The Marsh official also testified that, in the area of cyber security, “offense is a lot easier than defense,” that is, companies should be aggressive in taking steps to head off cyber breaches.
“There is no silver bullet or panacea that will eliminate this risk,” said Peter Beshar, Marsh executive vice president and general counsel.
Rather, he said, it will take a “collaborative effort between government and business and among professionals in different disciplines — IT, HR, Legal and Compliance — to assess vulnerabilities and link arms to confront this risk head-on.”
Beshar’s testimony came at a hearing on “Protecting Personal Consumer Information from Cyber Attacks and Data Breaches,” held by the Senate Committee on Commerce, Science & Transportation.
The hearing was held the day after Sen. John D. Rockefeller, D-W.Va., chairman of the panel, released a report stating Target “possibly failed” to take advantage of several opportunities to prevent the massive data breach in 2013 when cyber criminals stole the financial and personal information of as many as 110 million consumers.
John Mulligan, Target executive vice president and CFO, responded, “With the benefit of hindsight and new information, we are now asking hard questions regarding the judgments that were made at that time and assessing whether different judgments may have led to different outcomes,” Mulligan said.
The report used the “intrusion kill chain” framework developed by Lockheed Martin security researchers in 2011. The report said that this tool “suggests” that Target missed a number of opportunities along the kill chain to stop the attackers and prevent the massive data breach.
Rockefeller used the occasion to highlight legislation he recently introduced, the Data Security and Breach Notification Act.

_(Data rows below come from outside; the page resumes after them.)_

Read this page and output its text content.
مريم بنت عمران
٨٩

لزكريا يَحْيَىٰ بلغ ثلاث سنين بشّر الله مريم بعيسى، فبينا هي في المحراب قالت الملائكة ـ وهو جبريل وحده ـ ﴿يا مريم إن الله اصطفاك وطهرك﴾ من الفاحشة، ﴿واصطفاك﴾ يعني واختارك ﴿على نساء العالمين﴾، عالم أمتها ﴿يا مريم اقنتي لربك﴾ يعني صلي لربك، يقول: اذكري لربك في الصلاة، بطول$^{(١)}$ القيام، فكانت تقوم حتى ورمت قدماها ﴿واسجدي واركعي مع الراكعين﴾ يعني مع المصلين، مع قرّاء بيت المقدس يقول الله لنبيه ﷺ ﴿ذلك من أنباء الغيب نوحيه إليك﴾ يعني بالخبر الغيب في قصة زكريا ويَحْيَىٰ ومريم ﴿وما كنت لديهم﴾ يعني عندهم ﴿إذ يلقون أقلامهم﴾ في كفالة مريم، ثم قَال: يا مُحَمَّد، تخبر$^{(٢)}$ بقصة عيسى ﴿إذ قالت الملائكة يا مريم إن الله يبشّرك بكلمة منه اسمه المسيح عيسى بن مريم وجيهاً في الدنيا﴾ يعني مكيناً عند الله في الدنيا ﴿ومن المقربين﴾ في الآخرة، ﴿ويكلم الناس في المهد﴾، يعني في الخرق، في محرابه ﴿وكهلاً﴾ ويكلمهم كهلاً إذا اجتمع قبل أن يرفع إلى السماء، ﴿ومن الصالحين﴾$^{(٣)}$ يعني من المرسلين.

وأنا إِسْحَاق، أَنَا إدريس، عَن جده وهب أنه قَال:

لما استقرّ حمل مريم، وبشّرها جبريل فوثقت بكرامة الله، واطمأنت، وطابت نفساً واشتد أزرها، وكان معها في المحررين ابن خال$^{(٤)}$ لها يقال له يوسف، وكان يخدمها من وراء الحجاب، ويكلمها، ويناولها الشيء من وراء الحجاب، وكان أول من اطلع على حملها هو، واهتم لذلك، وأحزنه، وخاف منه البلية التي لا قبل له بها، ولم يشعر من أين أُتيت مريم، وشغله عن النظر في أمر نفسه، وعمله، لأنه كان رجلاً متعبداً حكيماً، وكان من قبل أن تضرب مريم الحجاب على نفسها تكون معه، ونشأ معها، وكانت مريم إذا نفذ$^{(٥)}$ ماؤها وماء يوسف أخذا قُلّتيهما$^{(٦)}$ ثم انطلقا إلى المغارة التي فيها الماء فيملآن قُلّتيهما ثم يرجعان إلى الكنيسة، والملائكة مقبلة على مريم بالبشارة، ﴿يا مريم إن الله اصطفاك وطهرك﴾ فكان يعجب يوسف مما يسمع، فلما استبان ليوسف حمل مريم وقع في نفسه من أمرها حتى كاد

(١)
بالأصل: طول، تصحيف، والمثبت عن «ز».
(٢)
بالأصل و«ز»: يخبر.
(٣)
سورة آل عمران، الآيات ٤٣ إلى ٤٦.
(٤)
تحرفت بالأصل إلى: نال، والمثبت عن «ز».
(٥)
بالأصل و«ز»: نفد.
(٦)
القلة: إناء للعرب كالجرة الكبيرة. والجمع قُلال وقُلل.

He said enactment of this legislation would, “for the first time, establish strong, federal consumer data security and breach notification standards.”
Edith Ramirez, chairwoman of the Federal Trade Commission, used the hearing to reiterate the FTC’s longstanding, bipartisan call for enactment of a strong federal data security and breach notification law. “Never has the need for legislation been greater,” she said. “With reports of data breaches on the rise, and with a significant number of Americans suffering from identity theft, Congress must act.”
Marsh’s Beshar’s testimony highlighted the increasing importance of cyber-security insurance as an industry product.
He said throughout 2013 cyber-insurance rates remained stable — even as the perception and potential severity of the risk increased. “This is partly because a number of new underwriters are interested in providing cyber coverage,” he said, noting the average price-per-million dollars of coverage for a cyber policy actually dropped in 2013 in a number of sectors, including financial institutions, utilities and sports and entertainment, while increasing for other sectors, including communications and transportation.
He said the highest take up rates for cyber insurance are in health care, education and financial services. “These industries handle a large volume of sensitive personal information, including health-care data, Social Security numbers and credit-card information.”
Beshar also said, “Importantly, a number of cyber coverages also provide access to experts who are available to monitor the client’s information security and assist the client to restore operations in the event of a network attack.” He said these services include technical advice from on-call consultants and vulnerability detection to examine network devices.